Micky Stewart, a man lauded for his skill with leather and willow, has been awarded the Freedom of the City of London.
The former England international cricketer and coach, 90, was nominated for the honour by elected Member Gregory Jones QC and Lord Mayor Nicholas Lyons.
He was joined by family members, friends, and former colleagues at a private ceremony at Guildhall.
Stewart played first-class cricket for Surrey County Cricket Club from 1954 and 1972, appeared in eight Test matches for England between 1962 and 1964. A right-handed batter of note, he was also regarded as an outstanding close catcher.
He served as cricket manager for Surrey from 1979 to 1986 and for England, from 1986 to 1992.
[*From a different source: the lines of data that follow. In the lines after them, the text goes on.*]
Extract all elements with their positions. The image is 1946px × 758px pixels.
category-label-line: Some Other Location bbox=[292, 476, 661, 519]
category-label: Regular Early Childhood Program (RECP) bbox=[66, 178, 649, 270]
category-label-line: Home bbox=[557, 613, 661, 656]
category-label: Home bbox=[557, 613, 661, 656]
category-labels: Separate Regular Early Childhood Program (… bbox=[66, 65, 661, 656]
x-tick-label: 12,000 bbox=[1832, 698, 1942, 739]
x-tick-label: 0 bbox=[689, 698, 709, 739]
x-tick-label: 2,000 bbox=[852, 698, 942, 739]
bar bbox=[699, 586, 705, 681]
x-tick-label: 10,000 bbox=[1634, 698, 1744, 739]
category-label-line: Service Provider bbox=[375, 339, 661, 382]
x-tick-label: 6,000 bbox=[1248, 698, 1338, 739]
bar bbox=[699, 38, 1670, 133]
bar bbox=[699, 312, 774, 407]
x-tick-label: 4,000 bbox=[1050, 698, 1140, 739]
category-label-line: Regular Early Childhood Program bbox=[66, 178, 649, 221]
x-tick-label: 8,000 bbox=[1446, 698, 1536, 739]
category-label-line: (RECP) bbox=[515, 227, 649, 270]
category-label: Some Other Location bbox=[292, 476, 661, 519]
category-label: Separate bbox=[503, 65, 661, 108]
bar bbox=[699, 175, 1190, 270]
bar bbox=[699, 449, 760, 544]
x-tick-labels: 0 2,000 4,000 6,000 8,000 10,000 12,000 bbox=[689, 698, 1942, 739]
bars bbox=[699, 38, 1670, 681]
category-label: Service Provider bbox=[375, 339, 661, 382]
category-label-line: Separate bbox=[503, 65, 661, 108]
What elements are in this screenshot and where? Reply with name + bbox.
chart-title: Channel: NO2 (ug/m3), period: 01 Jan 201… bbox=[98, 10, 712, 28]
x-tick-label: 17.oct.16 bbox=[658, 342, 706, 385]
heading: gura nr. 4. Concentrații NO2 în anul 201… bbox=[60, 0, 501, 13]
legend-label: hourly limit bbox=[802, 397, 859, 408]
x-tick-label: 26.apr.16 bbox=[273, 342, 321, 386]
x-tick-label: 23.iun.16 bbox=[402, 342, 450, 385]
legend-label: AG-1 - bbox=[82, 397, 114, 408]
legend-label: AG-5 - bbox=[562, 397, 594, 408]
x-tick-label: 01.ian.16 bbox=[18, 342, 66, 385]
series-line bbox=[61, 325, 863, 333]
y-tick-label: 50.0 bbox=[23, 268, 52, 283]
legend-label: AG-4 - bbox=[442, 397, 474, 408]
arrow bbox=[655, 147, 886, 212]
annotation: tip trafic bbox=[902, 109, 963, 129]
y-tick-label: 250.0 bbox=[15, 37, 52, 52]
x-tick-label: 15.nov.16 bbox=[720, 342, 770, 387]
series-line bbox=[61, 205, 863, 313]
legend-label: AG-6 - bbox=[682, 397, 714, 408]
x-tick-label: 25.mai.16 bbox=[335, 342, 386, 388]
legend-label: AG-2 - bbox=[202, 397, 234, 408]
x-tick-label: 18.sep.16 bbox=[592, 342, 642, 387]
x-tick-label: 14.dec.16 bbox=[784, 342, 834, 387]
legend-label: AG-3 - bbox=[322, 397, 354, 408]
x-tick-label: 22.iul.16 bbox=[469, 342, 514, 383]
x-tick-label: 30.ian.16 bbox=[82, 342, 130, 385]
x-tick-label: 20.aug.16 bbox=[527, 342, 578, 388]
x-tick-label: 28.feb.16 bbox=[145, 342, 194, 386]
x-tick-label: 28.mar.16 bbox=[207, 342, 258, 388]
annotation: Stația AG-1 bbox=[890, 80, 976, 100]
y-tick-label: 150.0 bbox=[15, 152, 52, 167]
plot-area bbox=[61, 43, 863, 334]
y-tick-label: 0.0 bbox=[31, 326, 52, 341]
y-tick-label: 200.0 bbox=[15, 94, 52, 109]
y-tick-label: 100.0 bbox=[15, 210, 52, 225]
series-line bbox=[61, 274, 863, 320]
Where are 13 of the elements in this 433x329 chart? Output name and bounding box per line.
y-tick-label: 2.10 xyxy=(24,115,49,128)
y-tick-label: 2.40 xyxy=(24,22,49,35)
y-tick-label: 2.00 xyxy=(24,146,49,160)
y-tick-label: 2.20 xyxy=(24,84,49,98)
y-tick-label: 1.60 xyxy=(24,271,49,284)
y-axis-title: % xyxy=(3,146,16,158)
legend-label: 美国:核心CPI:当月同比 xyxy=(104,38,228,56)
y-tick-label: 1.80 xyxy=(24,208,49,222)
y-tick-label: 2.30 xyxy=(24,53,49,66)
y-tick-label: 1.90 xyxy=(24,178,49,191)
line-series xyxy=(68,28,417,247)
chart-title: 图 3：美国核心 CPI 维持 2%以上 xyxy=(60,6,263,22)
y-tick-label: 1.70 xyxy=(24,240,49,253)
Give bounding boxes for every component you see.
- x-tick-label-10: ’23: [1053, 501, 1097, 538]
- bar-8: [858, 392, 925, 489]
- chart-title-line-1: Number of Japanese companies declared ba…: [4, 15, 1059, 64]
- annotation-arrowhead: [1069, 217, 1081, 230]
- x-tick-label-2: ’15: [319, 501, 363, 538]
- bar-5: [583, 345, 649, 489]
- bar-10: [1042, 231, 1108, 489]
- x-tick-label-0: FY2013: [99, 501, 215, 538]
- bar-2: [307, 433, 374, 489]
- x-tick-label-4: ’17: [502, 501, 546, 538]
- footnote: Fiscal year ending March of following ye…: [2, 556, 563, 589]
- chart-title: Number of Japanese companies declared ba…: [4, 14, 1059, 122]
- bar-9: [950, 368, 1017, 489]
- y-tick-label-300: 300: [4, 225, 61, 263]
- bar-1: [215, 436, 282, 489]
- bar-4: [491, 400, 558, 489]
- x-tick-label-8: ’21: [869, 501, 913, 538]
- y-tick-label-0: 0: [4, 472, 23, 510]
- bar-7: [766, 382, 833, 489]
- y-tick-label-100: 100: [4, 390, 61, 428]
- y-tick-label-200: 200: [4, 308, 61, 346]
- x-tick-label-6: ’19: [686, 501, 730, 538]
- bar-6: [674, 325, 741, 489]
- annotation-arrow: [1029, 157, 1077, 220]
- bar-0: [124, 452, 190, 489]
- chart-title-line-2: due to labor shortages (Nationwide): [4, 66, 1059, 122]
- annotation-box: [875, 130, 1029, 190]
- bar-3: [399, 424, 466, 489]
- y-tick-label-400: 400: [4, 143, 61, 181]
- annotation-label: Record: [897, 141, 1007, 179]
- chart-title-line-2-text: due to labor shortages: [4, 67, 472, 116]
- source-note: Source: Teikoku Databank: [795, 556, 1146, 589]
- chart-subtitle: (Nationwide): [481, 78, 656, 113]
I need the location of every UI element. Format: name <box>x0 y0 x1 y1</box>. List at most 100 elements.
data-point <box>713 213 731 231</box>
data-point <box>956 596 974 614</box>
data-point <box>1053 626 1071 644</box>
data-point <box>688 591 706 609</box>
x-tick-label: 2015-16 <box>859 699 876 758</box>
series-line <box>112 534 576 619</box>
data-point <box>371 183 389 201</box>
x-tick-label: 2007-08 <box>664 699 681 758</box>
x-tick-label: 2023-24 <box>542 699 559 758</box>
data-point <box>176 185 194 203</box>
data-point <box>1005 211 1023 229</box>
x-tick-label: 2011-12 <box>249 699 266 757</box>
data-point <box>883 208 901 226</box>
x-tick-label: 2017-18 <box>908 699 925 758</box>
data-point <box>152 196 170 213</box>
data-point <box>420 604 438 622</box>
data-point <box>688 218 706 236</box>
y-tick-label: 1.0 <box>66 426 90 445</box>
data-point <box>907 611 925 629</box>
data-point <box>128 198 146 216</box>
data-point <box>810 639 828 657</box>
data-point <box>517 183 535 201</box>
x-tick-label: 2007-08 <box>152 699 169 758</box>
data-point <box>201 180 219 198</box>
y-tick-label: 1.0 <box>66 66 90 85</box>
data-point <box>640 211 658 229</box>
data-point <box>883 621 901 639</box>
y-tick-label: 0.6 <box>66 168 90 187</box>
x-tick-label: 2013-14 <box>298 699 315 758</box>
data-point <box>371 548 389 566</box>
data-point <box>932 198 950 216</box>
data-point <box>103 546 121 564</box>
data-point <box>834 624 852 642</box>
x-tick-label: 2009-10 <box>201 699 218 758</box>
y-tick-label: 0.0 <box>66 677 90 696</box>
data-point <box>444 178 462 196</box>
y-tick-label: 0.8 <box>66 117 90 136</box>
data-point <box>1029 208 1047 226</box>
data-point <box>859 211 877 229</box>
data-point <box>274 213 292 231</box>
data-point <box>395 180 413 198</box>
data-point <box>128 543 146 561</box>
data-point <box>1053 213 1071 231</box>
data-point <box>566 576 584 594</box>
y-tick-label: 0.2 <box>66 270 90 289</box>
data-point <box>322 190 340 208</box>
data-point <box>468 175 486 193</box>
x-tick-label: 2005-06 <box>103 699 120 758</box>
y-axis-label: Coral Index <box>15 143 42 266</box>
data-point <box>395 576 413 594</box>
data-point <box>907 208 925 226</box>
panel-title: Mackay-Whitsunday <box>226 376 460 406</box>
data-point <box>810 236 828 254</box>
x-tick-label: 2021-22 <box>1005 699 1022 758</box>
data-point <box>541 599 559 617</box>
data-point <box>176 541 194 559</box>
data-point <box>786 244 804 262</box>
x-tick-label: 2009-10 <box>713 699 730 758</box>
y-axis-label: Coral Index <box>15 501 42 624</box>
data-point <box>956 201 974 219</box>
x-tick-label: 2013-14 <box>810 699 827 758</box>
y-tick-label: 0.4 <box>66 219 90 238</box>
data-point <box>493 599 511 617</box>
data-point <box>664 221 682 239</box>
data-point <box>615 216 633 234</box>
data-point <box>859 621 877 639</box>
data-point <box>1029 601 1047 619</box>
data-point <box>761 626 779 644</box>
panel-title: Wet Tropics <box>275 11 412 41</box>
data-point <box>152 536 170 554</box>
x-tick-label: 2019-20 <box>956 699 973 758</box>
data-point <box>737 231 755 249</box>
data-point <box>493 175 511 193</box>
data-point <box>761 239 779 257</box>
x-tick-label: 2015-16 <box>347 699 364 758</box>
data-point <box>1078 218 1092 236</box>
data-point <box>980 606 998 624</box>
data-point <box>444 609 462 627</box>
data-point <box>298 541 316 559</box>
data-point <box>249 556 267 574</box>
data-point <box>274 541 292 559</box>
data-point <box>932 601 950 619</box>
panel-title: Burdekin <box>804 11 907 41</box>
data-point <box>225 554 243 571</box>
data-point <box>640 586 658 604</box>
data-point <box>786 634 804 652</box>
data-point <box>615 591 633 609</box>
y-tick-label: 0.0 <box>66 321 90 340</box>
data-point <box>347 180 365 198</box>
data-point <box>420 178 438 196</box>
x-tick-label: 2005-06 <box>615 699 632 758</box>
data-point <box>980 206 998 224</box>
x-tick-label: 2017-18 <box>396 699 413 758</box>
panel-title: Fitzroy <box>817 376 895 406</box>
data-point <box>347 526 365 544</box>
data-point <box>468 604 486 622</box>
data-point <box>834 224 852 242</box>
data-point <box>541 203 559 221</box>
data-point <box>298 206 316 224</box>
Rounding off an illustrious career as one of the game’s most respected figures, Stewart was appointed as director of coaching for the England and Wales Cricket Board, holding the position for five years (1992-1997).
He said: “I am incredibly proud to have been awarded the Freedom of the City of London. It is a wonderful honour for myself and my family, and something I could never have predicted.
“I am very fortunate to have been born in London, and to have been able to play all my domestic cricket for Surrey at the Oval in Kennington.
“It is such an honour to be recognised by my home city, and it was a fantastic experience to attend the ceremony with my family and friends.”
Jones described Stewart as a “remarkable sportsman and a true gentleman.”
The Lord Mayor added: “As well as earning his place in the sun, it is entirely appropriate that Micky Stewart should join the list of distinguished cricketers who have been admitted into the Freedom, including Eoin Morgan, Roland Butcher, Sir Andrew Strauss, and Ebony Rainford Brent.
“I am sure that Micky and his guests will have very fond memories of today’s ceremony for many years to come, and be assured of the great affection in which he is held.”